Why do we follow the Black Friday trend?

Since last week, every time I am browsing through internet, ads keep popping up to let me know that Black Friday is around the corner. This year, it seems that some stores and big companies won’t wait until the day following Thanksgiving, when the event it’s supposed to be celebrated since these big scale sales started in the United States. Black Friday is now a whole week of scandalous sales and crowed malls, where people waits hours before the doors open.

Many Americans used to see this date as the beginning of the holiday season, and the best moment to buy all the gifts for their families and friends. Then, companies were smart enough to see it as a business opportunity to encourage consumerism. Years after, Black Friday got to Europe.

It started with big discounts on clothes items and tech, but now it reached jewellery brands, bookstores, and even restaurants. People are ready to jump on those deals, and it’s expected that shoppers spend about £2.6bn, or £1.8m per minute, this year in the UK.

However, why are we participating in this? Some may say that it’s a great chance to go shopping and get everything we need before Christmas. It’s understandable because, look at all the deals! This could be a proper reason if this wasn’t often untrue.

During the past years, customers have complained about the misleading offers in many products, meaning that, actually, many items do not really have a discount or that the stores play with the offers tags to attract customers. “Now £250, before £700” may be in reality a £20 discount from £270. It is still a discount, but the reaction that they get from the customers is very different. Consumer organization Which? has “tracked the prices of 35 of the most popular products[…], and found that six in ten Black Friday ‘deals’ didn’t quiet add up”. This group also offers a couple of advices to avoid these situations: “look at the price, not the saving” and “do some research in advance” so you decide beforehand what to buy.

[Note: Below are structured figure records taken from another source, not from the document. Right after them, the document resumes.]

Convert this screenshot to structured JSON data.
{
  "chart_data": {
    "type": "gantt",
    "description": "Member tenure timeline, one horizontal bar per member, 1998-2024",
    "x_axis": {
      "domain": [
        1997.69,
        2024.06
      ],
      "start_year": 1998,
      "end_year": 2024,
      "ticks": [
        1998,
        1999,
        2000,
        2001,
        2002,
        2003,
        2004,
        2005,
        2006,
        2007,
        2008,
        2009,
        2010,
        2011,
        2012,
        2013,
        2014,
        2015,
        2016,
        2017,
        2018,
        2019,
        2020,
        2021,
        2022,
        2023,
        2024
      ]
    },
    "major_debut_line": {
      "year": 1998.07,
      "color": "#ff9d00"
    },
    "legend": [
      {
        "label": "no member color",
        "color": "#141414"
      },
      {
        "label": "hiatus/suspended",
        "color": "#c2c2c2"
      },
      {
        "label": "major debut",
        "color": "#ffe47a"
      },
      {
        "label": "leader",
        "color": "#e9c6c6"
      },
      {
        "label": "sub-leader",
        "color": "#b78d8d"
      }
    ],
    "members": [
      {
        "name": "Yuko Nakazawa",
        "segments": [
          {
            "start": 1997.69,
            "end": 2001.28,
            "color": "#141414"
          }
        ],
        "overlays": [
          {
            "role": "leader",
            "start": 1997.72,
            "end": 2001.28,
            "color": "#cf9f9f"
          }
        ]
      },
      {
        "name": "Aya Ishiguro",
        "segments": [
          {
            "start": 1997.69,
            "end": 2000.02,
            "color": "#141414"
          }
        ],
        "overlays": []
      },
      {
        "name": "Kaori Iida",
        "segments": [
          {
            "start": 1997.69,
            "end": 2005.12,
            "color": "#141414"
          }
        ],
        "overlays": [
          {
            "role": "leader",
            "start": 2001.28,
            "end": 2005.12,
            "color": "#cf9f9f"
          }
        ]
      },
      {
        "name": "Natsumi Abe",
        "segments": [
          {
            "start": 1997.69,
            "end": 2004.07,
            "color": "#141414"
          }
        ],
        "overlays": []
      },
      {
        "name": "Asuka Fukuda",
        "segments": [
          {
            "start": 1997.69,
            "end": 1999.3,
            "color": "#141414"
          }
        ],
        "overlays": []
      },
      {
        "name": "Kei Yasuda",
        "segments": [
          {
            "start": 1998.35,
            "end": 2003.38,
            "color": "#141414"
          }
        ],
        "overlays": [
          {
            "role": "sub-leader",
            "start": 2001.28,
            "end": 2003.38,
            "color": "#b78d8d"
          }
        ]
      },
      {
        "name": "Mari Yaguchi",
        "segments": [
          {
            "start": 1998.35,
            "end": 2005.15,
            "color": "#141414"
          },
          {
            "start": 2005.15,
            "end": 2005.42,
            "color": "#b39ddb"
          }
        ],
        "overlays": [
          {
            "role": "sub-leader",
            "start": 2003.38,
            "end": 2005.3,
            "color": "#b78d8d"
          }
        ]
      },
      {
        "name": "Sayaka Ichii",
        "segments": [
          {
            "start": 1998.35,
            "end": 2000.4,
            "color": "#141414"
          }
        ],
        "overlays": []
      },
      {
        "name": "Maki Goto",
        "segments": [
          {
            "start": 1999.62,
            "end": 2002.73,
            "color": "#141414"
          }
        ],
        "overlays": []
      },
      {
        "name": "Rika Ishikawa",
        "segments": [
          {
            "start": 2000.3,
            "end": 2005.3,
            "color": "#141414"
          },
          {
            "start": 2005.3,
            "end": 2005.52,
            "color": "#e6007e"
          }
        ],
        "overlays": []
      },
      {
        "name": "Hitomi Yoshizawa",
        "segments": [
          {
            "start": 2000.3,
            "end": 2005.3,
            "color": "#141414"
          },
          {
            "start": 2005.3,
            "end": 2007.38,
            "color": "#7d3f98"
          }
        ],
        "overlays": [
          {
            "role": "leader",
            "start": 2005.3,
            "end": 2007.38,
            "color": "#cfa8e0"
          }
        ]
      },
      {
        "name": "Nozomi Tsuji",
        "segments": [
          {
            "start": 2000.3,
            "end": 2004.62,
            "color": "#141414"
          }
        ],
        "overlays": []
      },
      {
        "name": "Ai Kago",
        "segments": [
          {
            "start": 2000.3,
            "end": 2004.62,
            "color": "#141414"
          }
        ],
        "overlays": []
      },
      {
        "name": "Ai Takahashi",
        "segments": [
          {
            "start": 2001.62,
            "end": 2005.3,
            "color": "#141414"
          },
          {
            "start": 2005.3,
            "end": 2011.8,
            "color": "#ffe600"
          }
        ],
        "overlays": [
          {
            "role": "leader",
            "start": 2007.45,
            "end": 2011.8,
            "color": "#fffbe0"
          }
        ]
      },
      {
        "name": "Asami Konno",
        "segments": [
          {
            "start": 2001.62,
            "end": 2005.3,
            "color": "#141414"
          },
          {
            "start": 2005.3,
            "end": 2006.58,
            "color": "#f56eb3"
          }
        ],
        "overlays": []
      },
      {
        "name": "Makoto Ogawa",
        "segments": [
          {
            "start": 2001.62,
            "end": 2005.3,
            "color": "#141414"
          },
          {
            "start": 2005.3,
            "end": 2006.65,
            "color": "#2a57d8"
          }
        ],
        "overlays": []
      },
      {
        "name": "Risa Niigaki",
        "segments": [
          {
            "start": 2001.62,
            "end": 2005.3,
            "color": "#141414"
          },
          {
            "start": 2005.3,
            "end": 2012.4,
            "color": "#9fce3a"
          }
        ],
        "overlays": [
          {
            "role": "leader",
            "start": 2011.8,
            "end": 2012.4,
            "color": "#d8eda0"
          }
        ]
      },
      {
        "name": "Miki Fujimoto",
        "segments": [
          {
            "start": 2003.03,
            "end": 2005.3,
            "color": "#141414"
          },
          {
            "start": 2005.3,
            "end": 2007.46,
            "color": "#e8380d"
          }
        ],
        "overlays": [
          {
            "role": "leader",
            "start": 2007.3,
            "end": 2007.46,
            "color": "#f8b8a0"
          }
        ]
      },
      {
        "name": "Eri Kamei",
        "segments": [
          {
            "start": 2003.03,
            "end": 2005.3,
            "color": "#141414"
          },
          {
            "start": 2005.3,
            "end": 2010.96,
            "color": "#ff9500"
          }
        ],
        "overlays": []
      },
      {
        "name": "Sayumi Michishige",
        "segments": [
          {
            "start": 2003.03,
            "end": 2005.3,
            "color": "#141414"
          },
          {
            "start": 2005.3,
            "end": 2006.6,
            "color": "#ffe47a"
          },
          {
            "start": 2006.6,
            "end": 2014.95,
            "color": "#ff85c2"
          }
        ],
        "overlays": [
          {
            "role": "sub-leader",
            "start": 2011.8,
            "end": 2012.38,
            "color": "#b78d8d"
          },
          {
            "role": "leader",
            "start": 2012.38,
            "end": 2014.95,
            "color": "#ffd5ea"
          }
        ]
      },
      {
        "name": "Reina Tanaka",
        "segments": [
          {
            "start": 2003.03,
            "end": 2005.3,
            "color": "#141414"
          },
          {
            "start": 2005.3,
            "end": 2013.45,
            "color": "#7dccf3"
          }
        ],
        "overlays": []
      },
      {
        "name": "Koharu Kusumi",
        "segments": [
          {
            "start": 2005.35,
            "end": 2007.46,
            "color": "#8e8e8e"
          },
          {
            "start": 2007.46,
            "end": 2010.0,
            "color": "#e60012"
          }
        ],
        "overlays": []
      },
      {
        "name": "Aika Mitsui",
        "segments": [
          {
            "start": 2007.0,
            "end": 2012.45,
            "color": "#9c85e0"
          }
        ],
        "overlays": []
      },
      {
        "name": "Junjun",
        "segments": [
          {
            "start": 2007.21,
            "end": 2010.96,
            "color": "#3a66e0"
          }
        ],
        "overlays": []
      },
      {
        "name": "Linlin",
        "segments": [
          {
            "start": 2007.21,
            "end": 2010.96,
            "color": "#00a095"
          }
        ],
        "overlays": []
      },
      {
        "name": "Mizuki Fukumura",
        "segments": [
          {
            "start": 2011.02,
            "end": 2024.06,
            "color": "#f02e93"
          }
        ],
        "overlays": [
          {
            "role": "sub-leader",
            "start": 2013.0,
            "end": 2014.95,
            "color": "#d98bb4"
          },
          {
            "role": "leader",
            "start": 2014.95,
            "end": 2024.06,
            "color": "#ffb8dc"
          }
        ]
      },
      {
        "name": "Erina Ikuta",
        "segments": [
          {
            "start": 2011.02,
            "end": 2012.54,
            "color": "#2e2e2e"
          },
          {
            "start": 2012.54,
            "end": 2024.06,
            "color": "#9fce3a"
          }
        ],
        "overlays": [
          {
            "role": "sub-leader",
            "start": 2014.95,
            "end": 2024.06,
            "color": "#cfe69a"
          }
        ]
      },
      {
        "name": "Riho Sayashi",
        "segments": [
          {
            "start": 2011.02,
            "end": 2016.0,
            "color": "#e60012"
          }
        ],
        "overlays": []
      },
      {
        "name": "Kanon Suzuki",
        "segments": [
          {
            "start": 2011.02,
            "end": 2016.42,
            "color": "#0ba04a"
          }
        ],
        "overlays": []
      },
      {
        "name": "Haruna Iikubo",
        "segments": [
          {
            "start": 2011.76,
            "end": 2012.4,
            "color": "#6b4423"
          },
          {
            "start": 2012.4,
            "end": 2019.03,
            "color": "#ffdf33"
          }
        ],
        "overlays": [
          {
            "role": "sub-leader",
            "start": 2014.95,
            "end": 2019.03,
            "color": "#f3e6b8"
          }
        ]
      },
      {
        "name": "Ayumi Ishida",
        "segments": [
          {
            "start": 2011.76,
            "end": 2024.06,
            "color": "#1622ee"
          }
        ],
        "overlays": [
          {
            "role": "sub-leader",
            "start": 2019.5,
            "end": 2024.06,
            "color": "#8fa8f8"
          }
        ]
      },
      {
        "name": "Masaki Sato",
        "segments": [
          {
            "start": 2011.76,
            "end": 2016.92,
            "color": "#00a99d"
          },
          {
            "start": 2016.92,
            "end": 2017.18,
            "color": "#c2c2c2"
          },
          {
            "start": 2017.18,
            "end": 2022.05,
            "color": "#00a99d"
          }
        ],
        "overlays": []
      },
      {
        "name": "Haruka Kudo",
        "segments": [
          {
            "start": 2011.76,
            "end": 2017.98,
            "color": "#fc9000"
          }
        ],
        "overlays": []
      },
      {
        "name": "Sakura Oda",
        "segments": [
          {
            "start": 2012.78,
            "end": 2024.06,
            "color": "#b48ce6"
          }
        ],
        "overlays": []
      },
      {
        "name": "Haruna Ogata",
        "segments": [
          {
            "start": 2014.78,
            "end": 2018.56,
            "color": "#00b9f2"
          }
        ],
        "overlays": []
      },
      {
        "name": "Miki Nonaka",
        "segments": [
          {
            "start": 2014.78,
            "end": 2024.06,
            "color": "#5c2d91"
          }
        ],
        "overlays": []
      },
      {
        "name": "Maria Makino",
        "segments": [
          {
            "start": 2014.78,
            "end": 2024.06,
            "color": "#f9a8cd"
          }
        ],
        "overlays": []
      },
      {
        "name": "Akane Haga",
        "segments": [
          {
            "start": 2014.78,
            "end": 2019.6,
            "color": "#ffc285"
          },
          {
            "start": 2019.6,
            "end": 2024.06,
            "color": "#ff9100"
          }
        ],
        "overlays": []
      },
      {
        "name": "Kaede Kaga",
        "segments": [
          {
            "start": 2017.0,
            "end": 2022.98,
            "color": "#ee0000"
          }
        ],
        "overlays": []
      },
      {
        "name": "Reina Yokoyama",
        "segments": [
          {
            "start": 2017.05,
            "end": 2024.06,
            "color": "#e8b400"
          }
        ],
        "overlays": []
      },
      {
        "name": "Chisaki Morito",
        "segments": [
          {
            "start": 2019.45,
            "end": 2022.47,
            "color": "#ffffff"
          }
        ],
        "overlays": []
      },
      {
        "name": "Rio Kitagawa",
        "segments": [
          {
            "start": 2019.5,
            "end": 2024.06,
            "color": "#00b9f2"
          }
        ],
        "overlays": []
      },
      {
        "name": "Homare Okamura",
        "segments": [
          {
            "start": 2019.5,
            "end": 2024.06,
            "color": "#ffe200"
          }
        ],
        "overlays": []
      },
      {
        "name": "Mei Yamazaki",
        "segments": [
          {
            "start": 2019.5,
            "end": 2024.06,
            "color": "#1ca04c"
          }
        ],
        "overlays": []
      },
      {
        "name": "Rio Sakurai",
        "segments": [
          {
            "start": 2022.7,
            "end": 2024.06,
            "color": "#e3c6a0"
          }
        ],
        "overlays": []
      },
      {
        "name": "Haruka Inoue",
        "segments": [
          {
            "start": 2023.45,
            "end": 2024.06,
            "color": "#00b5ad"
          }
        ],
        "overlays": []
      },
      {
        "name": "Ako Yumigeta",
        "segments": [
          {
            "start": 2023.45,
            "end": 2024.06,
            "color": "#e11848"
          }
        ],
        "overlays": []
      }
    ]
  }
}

They are useful tips, but with this information in our hands, there isn’t space for the “it’s a great deal and once in a lifetime opportunity” thinking anymore. Maybe, avoiding this event completely would be the best option. That will definitely help us stay away from doing some impulsive purchases and buying things that we don’t really need, and fight the inevitable attraction that we feel towards that ‘80% discount’ sign.

In addition, we have to consider the waiting time, all the pushing, stampedes and the possible minors injuries –or big ones in some occasions- that we may suffer while trying to check if we are being deceived, at the same. Ask yourself, is being part of Black Friday events worthy?